Crisobolo.                                    Che testimonii
Mi sien qua dentro, ove entrar mi delibero
Senza aspettar bargello, e sopraggiungere
Improvviso al ruffiano, e ritrovandoci
La cassa, senza altrui mezzo, pigliarmela;
Che ovunque io trovo la mia roba, è licito
Ch’io me la pigli. S’a quest’ora andassimo
Al capitano, so che vi andaressimo
Indarno: o che ci farebbe rispondere
Che volesse cenare; o ci direbbono
Che per occupazioni d’importanzia
Si fosse ritirato.[1] Io so benissimo
L’usanze di costor che ci governano;
Che quando in ozio son soli, o che perdono
Il tempo a scacchi, o sia a tarocco o a tavole,
O le più volte a flusso e a sanzo,[2] mostrano
Allora d’esser più occupati.
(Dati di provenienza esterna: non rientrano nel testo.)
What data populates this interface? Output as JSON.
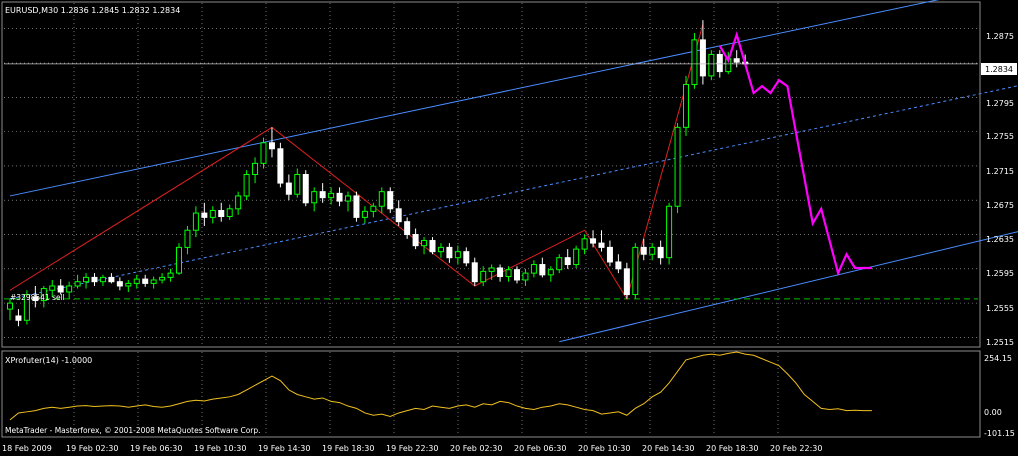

Pongono
All’uscio un servidor per intromettere
Li giocatori e li ruffiani, e spingere
Gli onesti cittadini in dietro, e gli uomini
Virtuosi.
Volpino.               Se gli facessi intendere
Che tu gli avessi a dir cose che importano,


  1. Cioè Ridotto nelle stanze più segrete della casa; significazione che crederebbesi modernissima, ove non la trovassimo così lampante in autore del cinquecento. Il Vocabolario non ne fece menzione.
  2. Tutti i commentatori pensarono che con queste parole volesse accennarsi a sollazzi osceni.